Обедать решили в поле: Парамон сердито объявил, словно отрезал: "Нечего ездить домой в такую даль, зря время тратить". Женщины уселись в тени под скирдой, из холщовых мешочков достали нехитрую еду: хлеб, молоко в пол-литровых бутылках, яйца, огурцы. Парамон устроился поодаль, по-стариковски заботливо подложив под себя увесистый сноп. Раскрыл кожаную, до блеска потертую сумку, заглянул в нее с недовольным лицом, что-то пробормотал под нос. Затем достал из сумки завернутый в тряпочку стакан, долго возился, развязывая узелочек. Тряпочку и суровую нитку бережно сунул в карман. Я лежу в телеге, краешком глаза наблюдаю за ним. Досада червячком шевельнулась в груди: ну и скупердяй, старый хрен! Жалко ему выбросить кусочек нитки… В стакане с верхом наложено что-то желтое, я догадываюсь, что это масло. Потом старик вытянул из сумки еще один стакан, также старательно завернутый в тряпочку и обмотанный ниткой. И снова томительно долго возился он с ним, а тряпочку с ниткой сунул в карман. В стакане искристый свежевыкачанный мед; отрезав стареньким складным ножичком ломоть от каравая, старик принялся есть… Не выдержав, я отвернулся, судорожно глотнув слюну. Дело в том, что у меня не было с собой ничего съестного. Уходя утром из дома, я сунул в карман ломоть хлеба, но еще по дороге незаметно отщипывал от него по кусочку, да так и съел… Лёг, отвернувшись, закрыл глаза, чтоб не видеть, как едят другие, а запах огурцов так и щекочет в носу… Черт, знай я, что на обед не приедем домой, захватил бы целый каравай… Слышу, как обедают женщины, и от голода начинает сводить в животе. А те едят молча, сосредоточенно, отпивая молоко из бутылок… Не вытерпев этой пытки, я слез с телеги и направился на другую сторону скирды.

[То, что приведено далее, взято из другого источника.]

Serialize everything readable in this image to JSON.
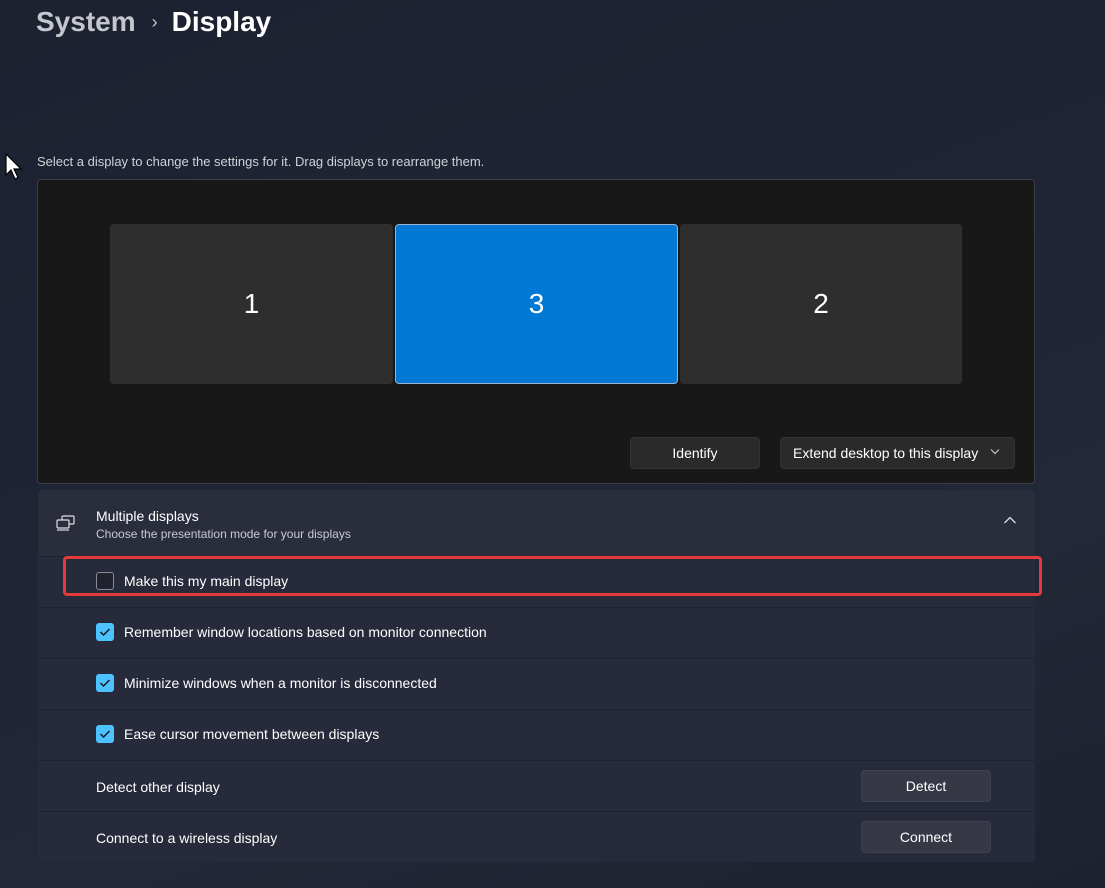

— Лексей! — окликнул Парамон. — Ну-ка, поди сюда. Ты чего не обедаешь с людьми?
— Да так… Чего-то не хочется.
— Хм, вот те на! Рабочий человек, и вдруг — неохота? Ты меня, старика, не охмуривай, я все вижу. Знаешь, кому бывает неохота есть? Кто не работает, день-деньской бездельничает. Вот им-то еда никак не идет, и стараются по-всякому живот свой обмануть: лаврового листа положат, горчички подмешают, перчиком посыплют, а ежели и это не помогает, стопочку внутрь принимают. Дескать, для вызова аппетиту, будто аппетит этот самый вышел куда-то на часок, и обязательно надобно его обратно вызвать. А рабочему человеку хлеб с солью — наипервейшая еда, за ушами пищит, во как! Кто хлебом питается, до самой смерти здоровый бывает, не шляется по курортам. На-ка бери, вот, закуси… А наперед знай: в поле без хлеба не ходят!
Отрезав добрый ломоть хлеба, старик положил на него кусок масла, нацедил меду и сунул мне.
— Давай, работай. А то как же? Бери, бери, нечего корежиться, чужих тут нет… Бывает, временем и ломоть за целый каравай сходит!
Я не стал "корежиться", взял ломоть. Эх, и до чего же вкусным показался мне этот хлеб! До сих пор не приходилось пробовать ничего подобного. Правда, в детстве мать частенько давала хлеба, намазанного маслом, но то было совсем другое. А здесь я впервые понял, до чего может быть вкусным ржаной, домашней выпечки хлеб с кусочком желтоватого, тоже домашнего масла!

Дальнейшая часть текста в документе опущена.